Right to withdraw consent
Where we rely on your consent to process your personal information, you have the right to withdraw that consent at any time.
Consent preference can be changed through accessing the User Profile page at any time.
Alternatively, you can email email@example.com to request that your consent is withdrawn. Please use ‘Consent Management’ in the header of the email you send for this purpose.
Rights related to automated decision making, including profiling
The UK GDPR has provisions on:
- automated individual decision-making (e.g. making a decision solely by automated means without any human involvement)
- profiling (automated processing of personal data to evaluate certain things about an individual). Profiling can be part of an automated decision-making process
Please inform us if you do not want your data to be used in this way.
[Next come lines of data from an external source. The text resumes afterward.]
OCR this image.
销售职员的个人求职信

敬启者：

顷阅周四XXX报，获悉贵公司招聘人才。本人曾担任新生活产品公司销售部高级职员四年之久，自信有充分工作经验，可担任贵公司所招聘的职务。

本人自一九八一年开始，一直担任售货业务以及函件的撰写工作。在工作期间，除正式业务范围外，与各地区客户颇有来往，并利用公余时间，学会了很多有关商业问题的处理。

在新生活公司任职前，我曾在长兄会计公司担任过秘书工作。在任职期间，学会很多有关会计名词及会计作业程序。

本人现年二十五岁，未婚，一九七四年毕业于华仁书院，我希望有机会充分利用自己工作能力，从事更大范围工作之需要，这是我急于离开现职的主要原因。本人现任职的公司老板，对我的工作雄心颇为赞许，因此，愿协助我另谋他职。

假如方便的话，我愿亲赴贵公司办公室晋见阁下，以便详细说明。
The ORCHA team will acknowledge all requests as soon as possible, and aims to address any queries you may have within 7 working days. However under UK GDPR we have up to 30 days to respond to requests.
How to complain
If you have any complaint about the use of your personal data please contact firstname.lastname@example.org
If you remain dissatisfied you can also complain to the Information Commissioner’s Office about how we have used your data. The ICO’s address is:
Information Commissioner’s Office, Wycliffe House, Water Lane, Wilmslow, Cheshire, SK9 5AF
Helpline number: 0303 123 1113
Under 18-year olds
For users who are 18 or under, a parent/guardian’s permission is required before any personal information is captured relating to the individual.